Why it matters: Between 25 and 50 percent of domestic violence survivors report losing a job, at least in part due to the domestic violence (source). The annual cost to business of lost productivity due to intimate partner violence – including rape, physical assault, and stalking – is estimated $728 million (source). Financial stability essential to a survivor’s continued safety, and they shouldn’t have to choose between immediate health and safety concerns and continued employment.
S647/H1176: An Act Relative to Strangulation
What the bill proposes: It would make it a felony offense when an abuser strangles their victim during a non-fatal assault. Currently, this is only prosecuted as a misdemeanor crime of assault and battery which carries a maximum penalty of 2 ½ years in the House of Corrections; it may not be prosecuted as the most serious crime of assault with intent to murder.
Why it matters: Strangulation is one of the most lethal forms of domestic violence. According to a 2008 study in the Journal of Emergency Medicine, over half of all domestic violence homicide victims had experienced at least one episode of attempted strangulation prior to a lethal or near lethal violent incident. The same study found that victims of prior attempted strangulation are 7 times more likely to become a homicide victim.

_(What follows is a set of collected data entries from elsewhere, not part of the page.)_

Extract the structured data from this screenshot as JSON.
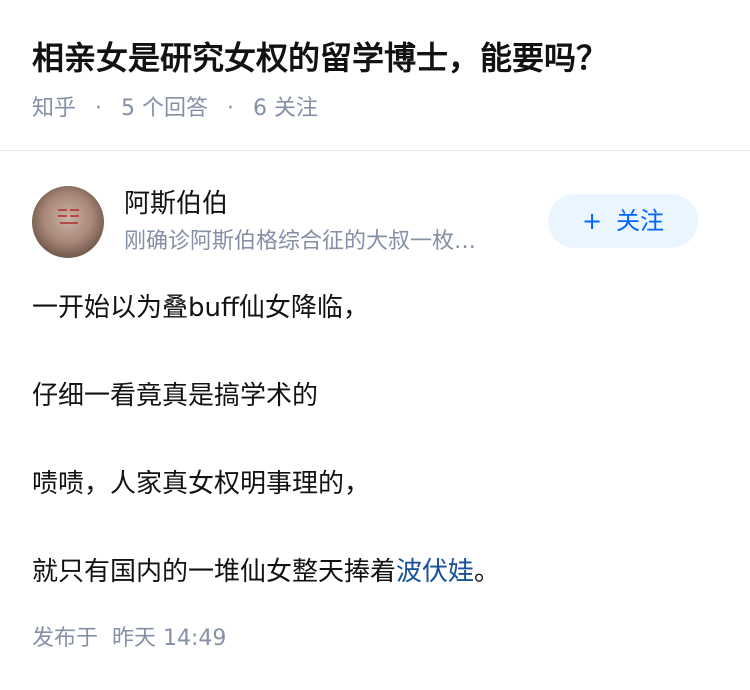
{
  "question": {
    "title": "相亲女是研究女权的留学博士，能要吗？",
    "source": "知乎",
    "separator": "·",
    "answers_count": "5 个回答",
    "followers_count": "6 关注"
  },
  "author": {
    "name": "阿斯伯伯",
    "bio": "刚确诊阿斯伯格综合征的大叔一枚…",
    "follow_plus": "+",
    "follow_label": "关注"
  },
  "answer": {
    "paragraphs": [
      "一开始以为叠buff仙女降临，",
      "仔细一看竟真是搞学术的",
      "啧啧，人家真女权明事理的，"
    ],
    "last_paragraph_prefix": "就只有国内的一堆仙女整天捧着",
    "last_paragraph_link": "波伏娃",
    "last_paragraph_suffix": "。"
  },
  "meta": {
    "published_label": "发布于",
    "published_time": "昨天 14:49"
  },
  "colors": {
    "meta_gray": "#8590a6",
    "follow_blue": "#0066ff",
    "follow_bg": "#ebf5ff",
    "link_blue": "#175199"
  }
}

In many cases, the lack of physical evidence has caused the criminal justice system to treat “choking” cases as minor incidents. Symptoms of strangulation are frequently overlooked because there may not be visible marks. If a separate crime of strangulation were established, investigators would have clear evidence guidelines and know the questions to ask and identifiers to look for. This legislation would not only hold perpetrators accountable, but it would also clarify the need for careful evidentiary documentation of the crime.
S669/H1177: An Act Relative to Punishment for the Crime of Domestic Violence
What the bill proposes: This bill would amend the “accord and satisfaction statute” to exclude domestic violence offenses from the type of offenses that can be dismissed when the victim acknowledges satisfaction for injuries resulting from the alleged criminal conduct.
Why it matters: Accord and satisfaction is intended to allow parties in minor physical altercations to reach satisfactory agreements outside of court. But the power and control dynamics of domestic violence—and often the financial dependence of victims on abusers—make domestic violence victims uniquely susceptible to coercion by their abusers into waiving the right to justice in a criminal courtroom.
Massachusetts is the only state in the nation that allows civil compromise (accord and satisfaction) over the prosecution’s objection in domestic violence cases. Prohibiting the use of accord and satisfaction in domestic violence cases would protect victims from being “re-victimized” by being coerced or threatened into such an agreement.
In addition to these important legislative priorities, we will also be talking to lawmakers about the FY2015 budget for the Commonwealth. You can help domestic violence survivors by telling your elected officials that you support Jane Doe Inc’s budget requests to return the DCF and DPH line items to above-2009 levels. Over the past few years as these line items have been cut, staff positions have been lost, demand has continued to increase, and crucial services have had to be cut or wait lists instituted. Restoring this funding is an essential step toward expanding the options available to survivors.
If you’re not sure who your legislators are, use this search page to find out: https://malegislature.gov/People/Search
Then call, write, or visit and let your voice be heard on behalf of domestic violence survivors!